Progiscad 2002 — 2004 Adcof Adfer Adtopo Hot

Once inside ProgisCad 2004:

When digging through old project folders, look for these files:

How to peek inside: Use a hex editor (HxD) or simply try file *.adt in Linux (using file command with custom magic file). Many .adt files are actually compressed using a variant of LZ77. progiscad 2002 2004 adcof adfer adtopo hot

Title: A Forgotten Heavyweight of French Topography

In the current landscape dominated by subscription-based, cloud-centric BIM solutions, firing up an old copy of Progiscad from the 2002–2004 era feels like opening a time capsule. While modern software demands high-end GPUs and constant internet connectivity, this suite represents an era where desktop efficiency and mathematical precision were king. Once inside ProgisCad 2004: When digging through old

For those who worked in French topography and civil engineering during the early 2000s, the "Progiscad" suite was a staple. It wasn't just a single program; it was an ecosystem of modules designed to handle the specific, rigorous demands of French drafting standards (DTU).

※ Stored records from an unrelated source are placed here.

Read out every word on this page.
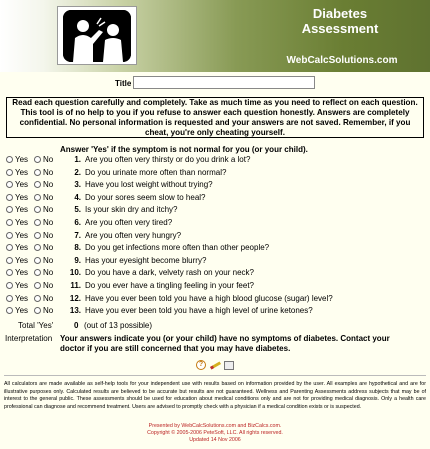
Diabetes
Assessment
WebCalcSolutions.com
Title
Read each question carefully and completely. Take as much time as you need to reflect on each question. This tool is of no help to you if you refuse to answer each question honestly. Answers are completely confidential. No personal information is requested and your answers are not saved. Remember, if you cheat, you're only cheating yourself.
Answer 'Yes' if the symptom is not normal for you (or your child).
Yes No	1. Are you often very thirsty or do you drink a lot?
Yes No	2. Do you urinate more often than normal?
Yes No	3. Have you lost weight without trying?
Yes No	4. Do your sores seem slow to heal?
Yes No	5. Is your skin dry and itchy?
Yes No	6. Are you often very tired?
Yes No	7. Are you often very hungry?
Yes No	8. Do you get infections more often than other people?
Yes No	9. Has your eyesight become blurry?
Yes No	10. Do you have a dark, velvety rash on your neck?
Yes No	11. Do you ever have a tingling feeling in your feet?
Yes No	12. Have you ever been told you have a high blood glucose (sugar) level?
Yes No	13. Have you ever been told you have a high level of urine ketones?
Total 'Yes'	0 (out of 13 possible)
Interpretation Your answers indicate you (or your child) have no symptoms of diabetes. Contact your doctor if you are still concerned that you may have diabetes.
?
All calculators are made available as self-help tools for your independent use with results based on information provided by the user. All examples are hypothetical and are for illustrative purposes only. Calculated results are believed to be accurate but results are not guaranteed. Wellness and Parenting Assessments address subjects that may be of interest to the general public. These assessments should be used for education about medical conditions only and are not for providing medical diagnosis. Only a health care professional can diagnose and recommend treatment. Users are advised to promptly check with a physician if a medical condition exists or is suspected.
Presented by WebCalcSolutions.com and BizCalcs.com.
Copyright © 2005-2006 PeteSoft, LLC. All rights reserved.
Updated 14 Nov 2006
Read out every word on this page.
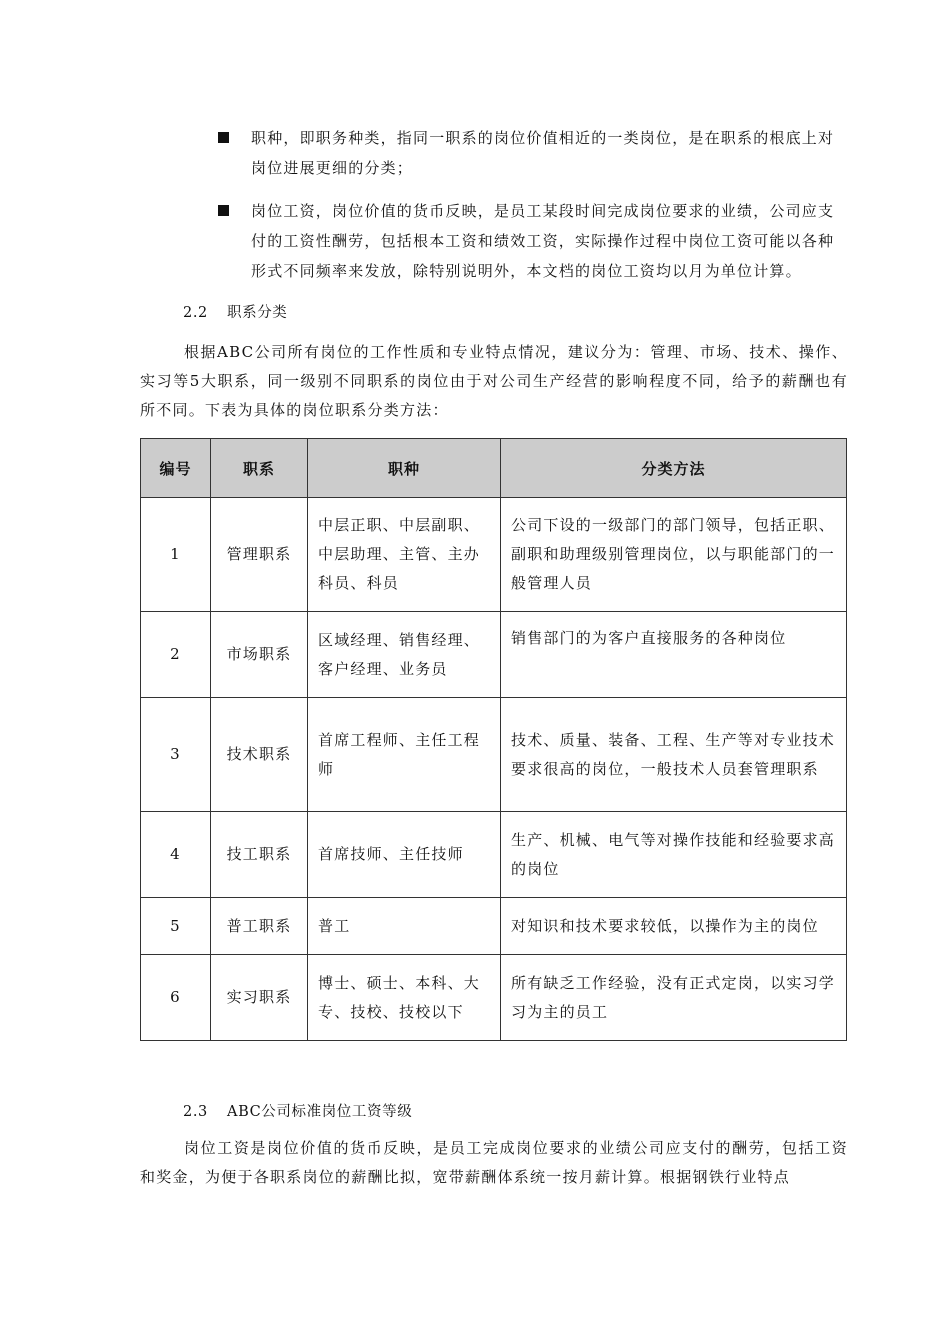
职种，即职务种类，指同一职系的岗位价值相近的一类岗位，是在职系的根底上对岗位进展更细的分类；
岗位工资，岗位价值的货币反映，是员工某段时间完成岗位要求的业绩，公司应支付的工资性酬劳，包括根本工资和绩效工资，实际操作过程中岗位工资可能以各种形式不同频率来发放，除特别说明外，本文档的岗位工资均以月为单位计算。
2.2 职系分类
根据ABC公司所有岗位的工作性质和专业特点情况，建议分为：管理、市场、技术、操作、实习等5大职系，同一级别不同职系的岗位由于对公司生产经营的影响程度不同，给予的薪酬也有所不同。下表为具体的岗位职系分类方法：
编号	职系	职种	分类方法
1	管理职系	中层正职、中层副职、中层助理、主管、主办科员、科员	公司下设的一级部门的部门领导，包括正职、副职和助理级别管理岗位，以与职能部门的一般管理人员
2	市场职系	区域经理、销售经理、客户经理、业务员	销售部门的为客户直接服务的各种岗位
3	技术职系	首席工程师、主任工程师	技术、质量、装备、工程、生产等对专业技术要求很高的岗位，一般技术人员套管理职系
4	技工职系	首席技师、主任技师	生产、机械、电气等对操作技能和经验要求高的岗位
5	普工职系	普工	对知识和技术要求较低，以操作为主的岗位
6	实习职系	博士、硕士、本科、大专、技校、技校以下	所有缺乏工作经验，没有正式定岗，以实习学习为主的员工
2.3 ABC公司标准岗位工资等级
岗位工资是岗位价值的货币反映，是员工完成岗位要求的业绩公司应支付的酬劳，包括工资和奖金，为便于各职系岗位的薪酬比拟，宽带薪酬体系统一按月薪计算。根据钢铁行业特点
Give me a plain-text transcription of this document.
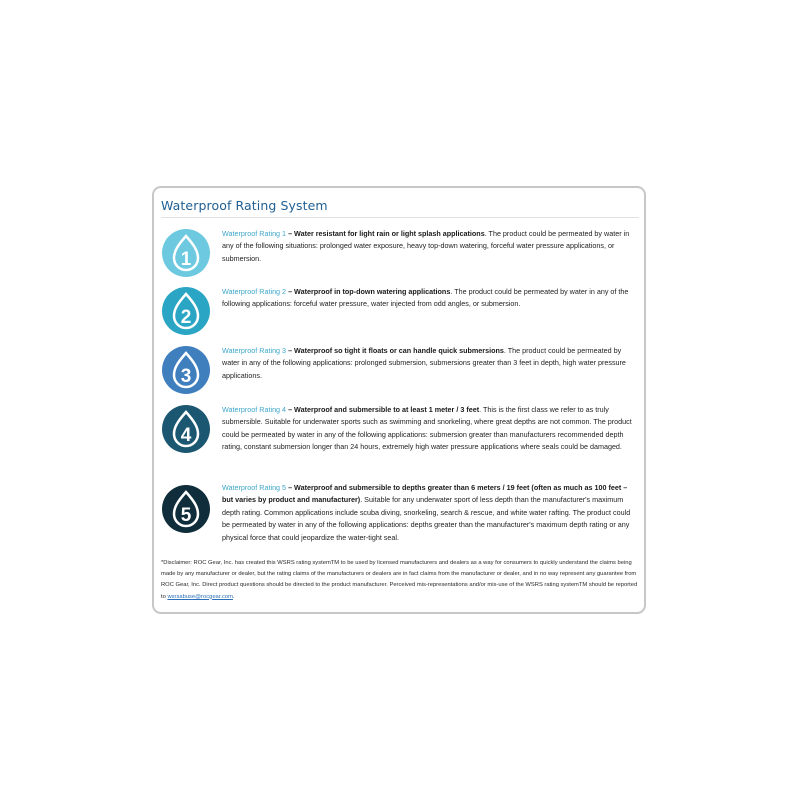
Waterproof Rating System
1
Waterproof Rating 1 – Water resistant for light rain or light splash applications. The product could be permeated by water in any of the following situations: prolonged water exposure, heavy top-down watering, forceful water pressure applications, or submersion.
2
Waterproof Rating 2 – Waterproof in top-down watering applications. The product could be permeated by water in any of the following applications: forceful water pressure, water injected from odd angles, or submersion.
3
Waterproof Rating 3 – Waterproof so tight it floats or can handle quick submersions. The product could be permeated by water in any of the following applications: prolonged submersion, submersions greater than 3 feet in depth, high water pressure applications.
4
Waterproof Rating 4 – Waterproof and submersible to at least 1 meter / 3 feet. This is the first class we refer to as truly submersible. Suitable for underwater sports such as swimming and snorkeling, where great depths are not common. The product could be permeated by water in any of the following applications: submersion greater than manufacturers recommended depth rating, constant submersion longer than 24 hours, extremely high water pressure applications where seals could be damaged.
5
Waterproof Rating 5 – Waterproof and submersible to depths greater than 6 meters / 19 feet (often as much as 100 feet – but varies by product and manufacturer). Suitable for any underwater sport of less depth than the manufacturer's maximum depth rating. Common applications include scuba diving, snorkeling, search & rescue, and white water rafting. The product could be permeated by water in any of the following applications: depths greater than the manufacturer's maximum depth rating or any physical force that could jeopardize the water-tight seal.
*Disclaimer: ROC Gear, Inc. has created this WSRS rating systemTM to be used by licensed manufacturers and dealers as a way for consumers to quickly understand the claims being made by any manufacturer or dealer, but the rating claims of the manufacturers or dealers are in fact claims from the manufacturer or dealer, and in no way represent any guarantee from ROC Gear, Inc. Direct product questions should be directed to the product manufacturer. Perceived mis-representations and/or mis-use of the WSRS rating systemTM should be reported to wsrsabuse@rocgear.com.
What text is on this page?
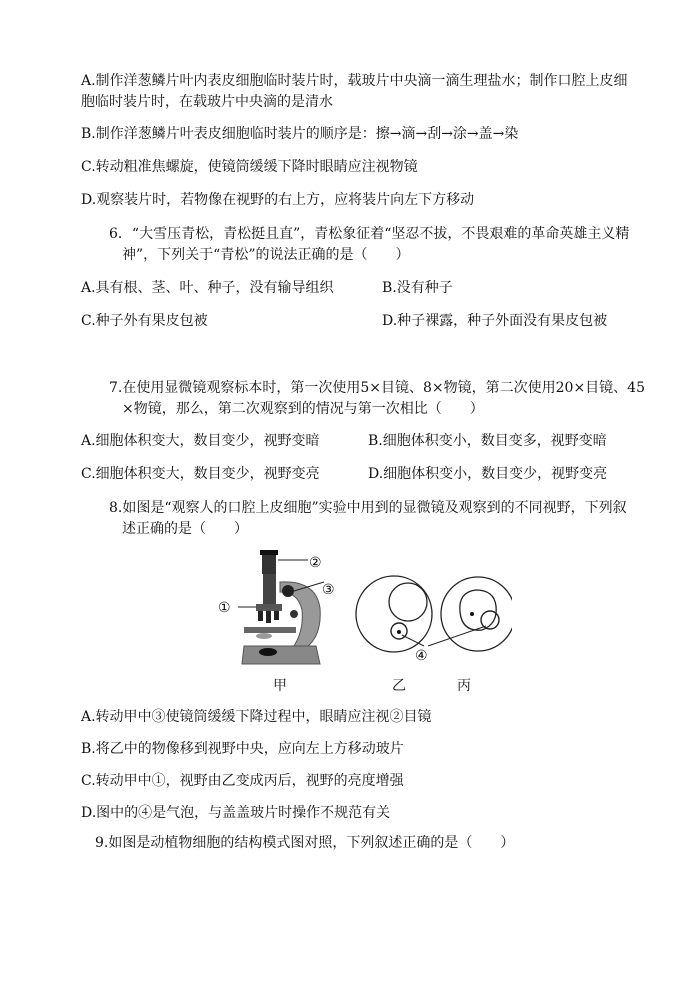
A.制作洋葱鳞片叶内表皮细胞临时装片时，载玻片中央滴一滴生理盐水；制作口腔上皮细
胞临时装片时，在载玻片中央滴的是清水
B.制作洋葱鳞片叶表皮细胞临时装片的顺序是：擦→滴→刮→涂→盖→染
C.转动粗准焦螺旋，使镜筒缓缓下降时眼睛应注视物镜
D.观察装片时，若物像在视野的右上方，应将装片向左下方移动
6．“大雪压青松，青松挺且直”，青松象征着“坚忍不拔，不畏艰难的革命英雄主义精
神”，下列关于“青松”的说法正确的是（　　）
A.具有根、茎、叶、种子，没有输导组织	B.没有种子
C.种子外有果皮包被	D.种子裸露，种子外面没有果皮包被
7.在使用显微镜观察标本时，第一次使用5×目镜、8×物镜，第二次使用20×目镜、45
×物镜，那么，第二次观察到的情况与第一次相比（　　）
A.细胞体积变大，数目变少，视野变暗	B.细胞体积变小，数目变多，视野变暗
C.细胞体积变大，数目变少，视野变亮	D.细胞体积变小，数目变少，视野变亮
8.如图是“观察人的口腔上皮细胞”实验中用到的显微镜及观察到的不同视野，下列叙
述正确的是（　　）
②
③
①
④
甲	乙	丙
A.转动甲中③使镜筒缓缓下降过程中，眼睛应注视②目镜
B.将乙中的物像移到视野中央，应向左上方移动玻片
C.转动甲中①，视野由乙变成丙后，视野的亮度增强
D.图中的④是气泡，与盖盖玻片时操作不规范有关
9.如图是动植物细胞的结构模式图对照，下列叙述正确的是（　　）
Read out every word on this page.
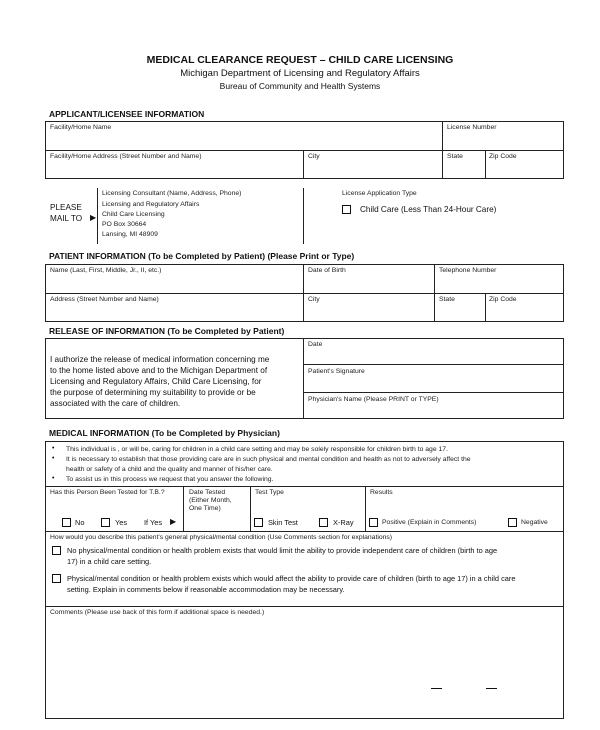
MEDICAL CLEARANCE REQUEST – CHILD CARE LICENSING
Michigan Department of Licensing and Regulatory Affairs
Bureau of Community and Health Systems
APPLICANT/LICENSEE INFORMATION
Facility/Home Name	License Number
Facility/Home Address (Street Number and Name)	City	State	Zip Code
PLEASE
MAIL TO ▶
Licensing Consultant (Name, Address, Phone)
Licensing and Regulatory Affairs
Child Care Licensing
PO Box 30664
Lansing, MI 48909
License Application Type
Child Care (Less Than 24-Hour Care)
PATIENT INFORMATION (To be Completed by Patient) (Please Print or Type)
Name (Last, First, Middle, Jr., II, etc.)	Date of Birth	Telephone Number
Address (Street Number and Name)	City	State	Zip Code
RELEASE OF INFORMATION (To be Completed by Patient)
I authorize the release of medical information concerning me
to the home listed above and to the Michigan Department of
Licensing and Regulatory Affairs, Child Care Licensing, for
the purpose of determining my suitability to provide or be
associated with the care of children.
Date
Patient's Signature
Physician's Name (Please PRINT or TYPE)
MEDICAL INFORMATION (To be Completed by Physician)
• This individual is , or will be, caring for children in a child care setting and may be solely responsible for children birth to age 17.
• It is necessary to establish that those providing care are in such physical and mental condition and health as not to adversely affect the
health or safety of a child and the quality and manner of his/her care.
• To assist us in this process we request that you answer the following.
Has this Person Been Tested for T.B.?
No	Yes If Yes ▶
Date Tested
(Either Month,
One Time)
Test Type
Skin Test	X-Ray
Results
Positive (Explain in Comments)	Negative
How would you describe this patient's general physical/mental condition (Use Comments section for explanations)
No physical/mental condition or health problem exists that would limit the ability to provide independent care of children (birth to age
17) in a child care setting.
Physical/mental condition or health problem exists which would affect the ability to provide care of children (birth to age 17) in a child care
setting. Explain in comments below if reasonable accommodation may be necessary.
Comments (Please use back of this form if additional space is needed.)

Progiscad was a specialized Computer-Aided Design (CAD) and Geographic Information System (GIS) software suite developed by the French company Progisol. Active in the late 1990s and early 2000s, it was widely used in France for rural engineering, land management (CADASTRE), and agricultural topology. The specific modules identified—Adcof, Adfer, and Adtopo—represent the core functional pillars of the suite, handling COGO (Coordinate Geometry), land registry, and topography respectively. How to peek inside: Use a hex editor

The term "hot" in this context likely refers to the file extension used for the module Adtopo (specifically .hot files), rather than a descriptor of market status.

A typical workflow for retro-engineering a legacy project looks like this:

Without the Progiscad family, you would have to manually digitize paper plots—a week-long job shrunk to 30 minutes.